This is a reprint of a “From the Local History Room” column that first appeared in Dec. 2013, before the launch of this weblog.
Tributes to Pekin’s high school graduates
Jared Olar
Library Assistant
This week’s edition of “From the History Room” will showcase some old Pekin Community High School publications that enable us to look back on graduating classes from eight or nine decades ago.
The Pekin Public Library’s Local History Room collection includes the complete series of Pekinian yearbooks. Besides the annual yearbooks, however, the high school also occasionally produced special editions, such as the old Red and White Pictorials which may be found in the Local History Room.
In addition, PCHS publishes a school newspaper, the Pekinois. Our library has a selection of some of the old Pekinois issues, and among them are the special Pekinois Senior Editions.
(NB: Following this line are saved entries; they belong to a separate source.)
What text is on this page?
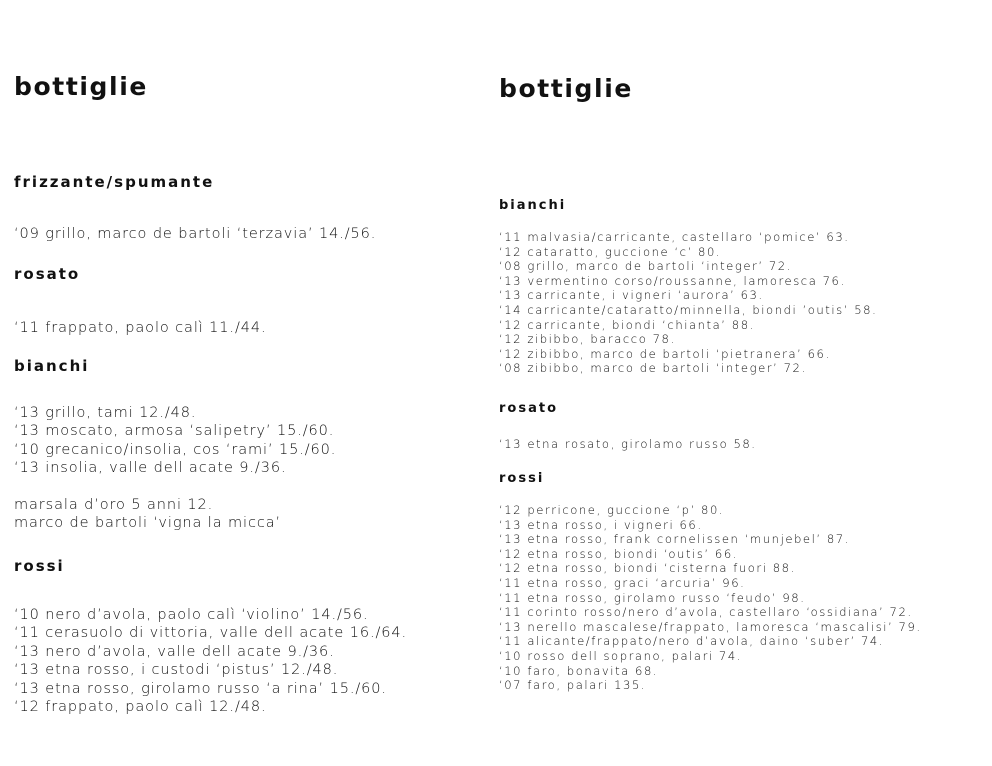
bottiglie
frizzante/spumante
‘09 grillo, marco de bartoli ‘terzavia’ 14./56.
rosato
‘11 frappato, paolo calì 11./44.
bianchi
‘13 grillo, tami 12./48.
‘13 moscato, armosa ‘salipetry’ 15./60.
‘10 grecanico/insolia, cos ‘rami’ 15./60.
‘13 insolia, valle dell acate 9./36.
marsala d’oro 5 anni 12.
marco de bartoli ‘vigna la micca’
rossi
‘10 nero d’avola, paolo calì ‘violino’ 14./56.
‘11 cerasuolo di vittoria, valle dell acate 16./64.
‘13 nero d’avola, valle dell acate 9./36.
‘13 etna rosso, i custodi ‘pistus’ 12./48.
‘13 etna rosso, girolamo russo ‘a rina’ 15./60.
‘12 frappato, paolo calì 12./48.
bottiglie
bianchi
‘11 malvasia/carricante, castellaro ‘pomice’ 63.
‘12 cataratto, guccione ‘c’ 80.
‘08 grillo, marco de bartoli ‘integer’ 72.
‘13 vermentino corso/roussanne, lamoresca 76.
‘13 carricante, i vigneri ‘aurora’ 63.
‘14 carricante/cataratto/minnella, biondi ’outis’ 58.
‘12 carricante, biondi ‘chianta’ 88.
‘12 zibibbo, baracco 78.
‘12 zibibbo, marco de bartoli ‘pietranera’ 66.
‘08 zibibbo, marco de bartoli ‘integer’ 72.
rosato
‘13 etna rosato, girolamo russo 58.
rossi
‘12 perricone, guccione ‘p’ 80.
‘13 etna rosso, i vigneri 66.
‘13 etna rosso, frank cornelissen ‘munjebel’ 87.
‘12 etna rosso, biondi ‘outis’ 66.
‘12 etna rosso, biondi ‘cisterna fuori 88.
‘11 etna rosso, graci ‘arcuria’ 96.
‘11 etna rosso, girolamo russo ‘feudo’ 98.
‘11 corinto rosso/nero d’avola, castellaro ‘ossidiana’ 72.
‘13 nerello mascalese/frappato, lamoresca ‘mascalisi’ 79.
‘11 alicante/frappato/nero d’avola, daino ‘suber’ 74.
‘10 rosso dell soprano, palari 74.
‘10 faro, bonavita 68.
‘07 faro, palari 135.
As the name indicates, these were companions or supplements to the regular Pekinian yearbooks, printed as tributes to the graduating class. These tribute editions were produced during the 1930s and 1940s, the decades of the Great Depression and World War II. Included in our collection are the Pekinois Senior Editions for the Classes of 1934, 1939, 1940, 1941, 1942, 1943, 1944, 1945 and 1946.
Another old PCHS publication in honor of graduating seniors was called simply “To the Graduates.” But in fact, this wasn’t “another” publication – it was the Pekinois Senior Edition under a different name. The Pekin Public Library has long had a copy of the 1938 edition of “To the Graduates,” but recently a patron donated a copy of the 1937 edition to the library.
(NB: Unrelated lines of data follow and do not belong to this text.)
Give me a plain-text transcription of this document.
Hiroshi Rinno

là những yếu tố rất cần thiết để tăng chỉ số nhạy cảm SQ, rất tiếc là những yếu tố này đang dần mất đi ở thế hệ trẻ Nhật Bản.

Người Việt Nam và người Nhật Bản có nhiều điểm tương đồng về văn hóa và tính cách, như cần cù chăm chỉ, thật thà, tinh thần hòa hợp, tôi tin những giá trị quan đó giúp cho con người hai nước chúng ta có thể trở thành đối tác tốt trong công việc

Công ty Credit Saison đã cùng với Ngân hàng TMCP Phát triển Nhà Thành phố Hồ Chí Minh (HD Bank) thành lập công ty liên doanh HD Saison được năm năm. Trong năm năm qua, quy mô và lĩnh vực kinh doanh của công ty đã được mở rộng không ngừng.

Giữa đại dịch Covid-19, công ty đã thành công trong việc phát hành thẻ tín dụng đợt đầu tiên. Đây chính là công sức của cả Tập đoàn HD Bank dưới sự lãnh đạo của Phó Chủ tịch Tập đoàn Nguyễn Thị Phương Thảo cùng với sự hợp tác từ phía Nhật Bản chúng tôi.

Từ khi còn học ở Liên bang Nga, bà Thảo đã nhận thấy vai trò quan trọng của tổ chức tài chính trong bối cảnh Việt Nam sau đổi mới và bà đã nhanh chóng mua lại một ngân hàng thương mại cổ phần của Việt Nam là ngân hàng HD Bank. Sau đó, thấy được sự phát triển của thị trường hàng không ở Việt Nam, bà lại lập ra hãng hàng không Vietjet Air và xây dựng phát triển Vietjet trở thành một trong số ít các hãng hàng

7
The 1937 edition of “To the Graduates” bears a publication date of May 21, 1937. On the cover page it presents the Student Council and graduating senior office of the Class of 1937: Fred Hellyer, student council president; Ruth Tobie, class co-vice president; Charles Black, class president; Robert Maus, student council secretary; Betty Newman, class secretary-treasurer; and Donald Ramey, class co-vice president.
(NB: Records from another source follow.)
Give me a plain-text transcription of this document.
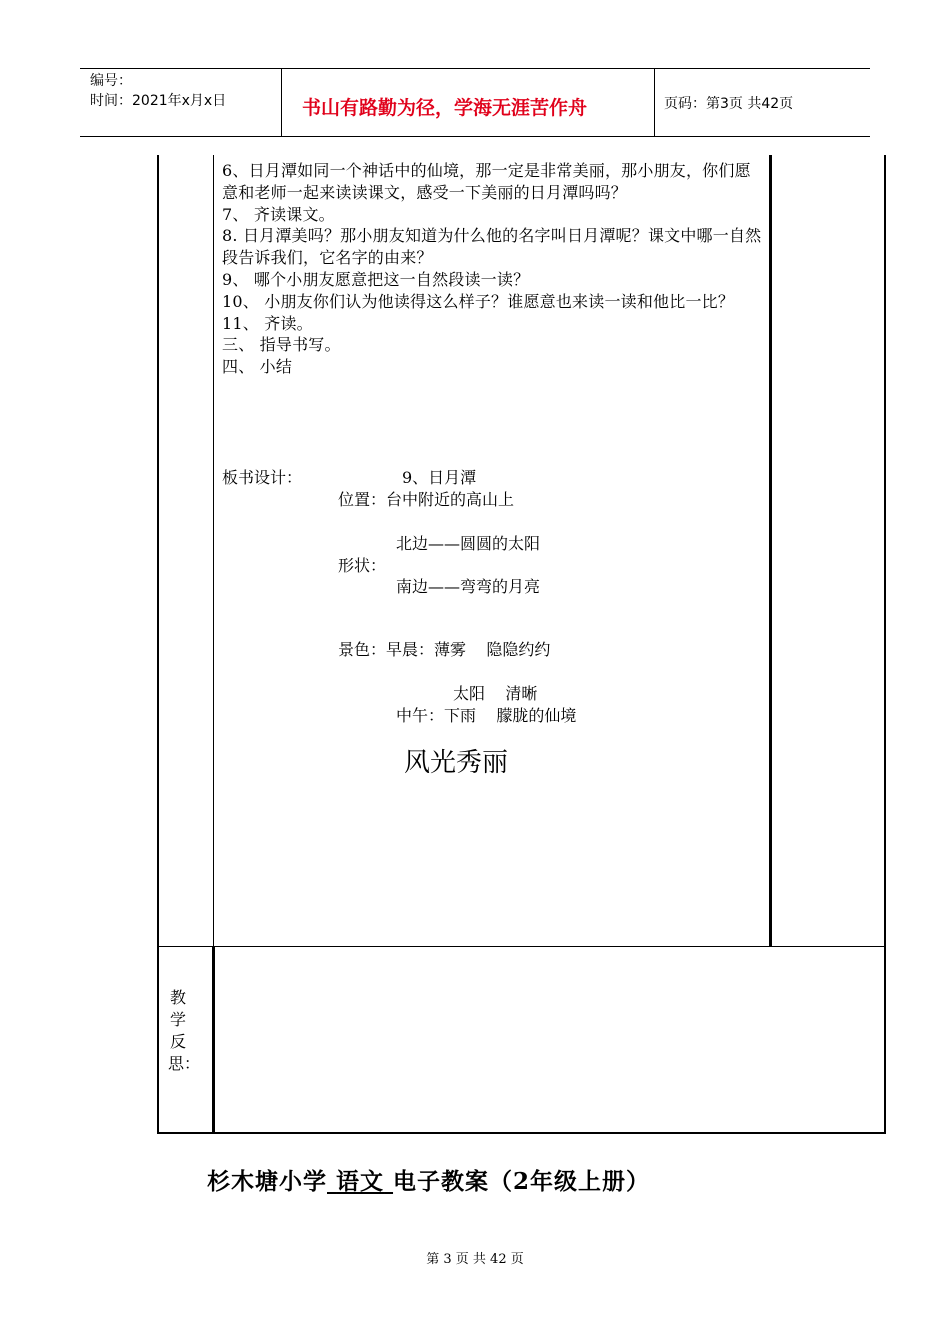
编号：
时间：2021年x月x日	书山有路勤为径，学海无涯苦作舟	页码：第3页 共42页

6、日月潭如同一个神话中的仙境，那一定是非常美丽，那小朋友，你们愿意和老师一起来读读课文，感受一下美丽的日月潭吗吗？

7、 齐读课文。

8. 日月潭美吗？那小朋友知道为什么他的名字叫日月潭呢？课文中哪一自然段告诉我们，它名字的由来？

9、 哪个小朋友愿意把这一自然段读一读？

10、 小朋友你们认为他读得这么样子？谁愿意也来读一读和他比一比？

11、 齐读。

三、 指导书写。

四、 小结

板书设计：	9、日月潭
位置：台中附近的高山上
北边——圆圆的太阳
形状：
南边——弯弯的月亮
景色：早晨：薄雾    隐隐约约
太阳    清晰
中午：下雨    朦胧的仙境
风光秀丽
教学反思：
杉木塘小学 语文 电子教案（2年级上册）
第 3 页 共 42 页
The Class of 1937 was the largest graduating class PCHS had ever had – 173 graduating seniors, who are grandparents to many present and former Pekin residents today. However, as this tribute edition says in a story on page 16, that record was to be broken in the following years, since approximately 230 freshmen were expected to enroll in the high school that fall.
The pages of 1937’s “To the Graduates” are filled with stories and individual memories from the final year of the senior class, such as a list of secret ambitions of Pekin High’s senior athletes (“I wanted to be a dirigible pilot – that is, until the ‘Hindenberg’ exploded”), or students’ opinions on their favorite movie stars (“Rex Lawrence and Joe Rarick both agree that Robert Taylor is best, while Shirley Zehr holds out for Gary Cooper. Lucy Ann Solterman confesses her favorite as ‘Spanky’ of Our Gang”).
On page 15, PCHS Principal R. V. Lindsey offered his advice to the Class of 1937, saying:
“The value derived from your stay with us is not measured in terms of the mass of facts you may or may not have accumulated. Your probability of success from now on depends rather upon your attitudes, your sense of values, and your ability to adjust to life situations . . .
“As you go along the way, treat life not too seriously, yet be sufficiently discriminating to give a proper respect for these things which make for true and lasting happiness.”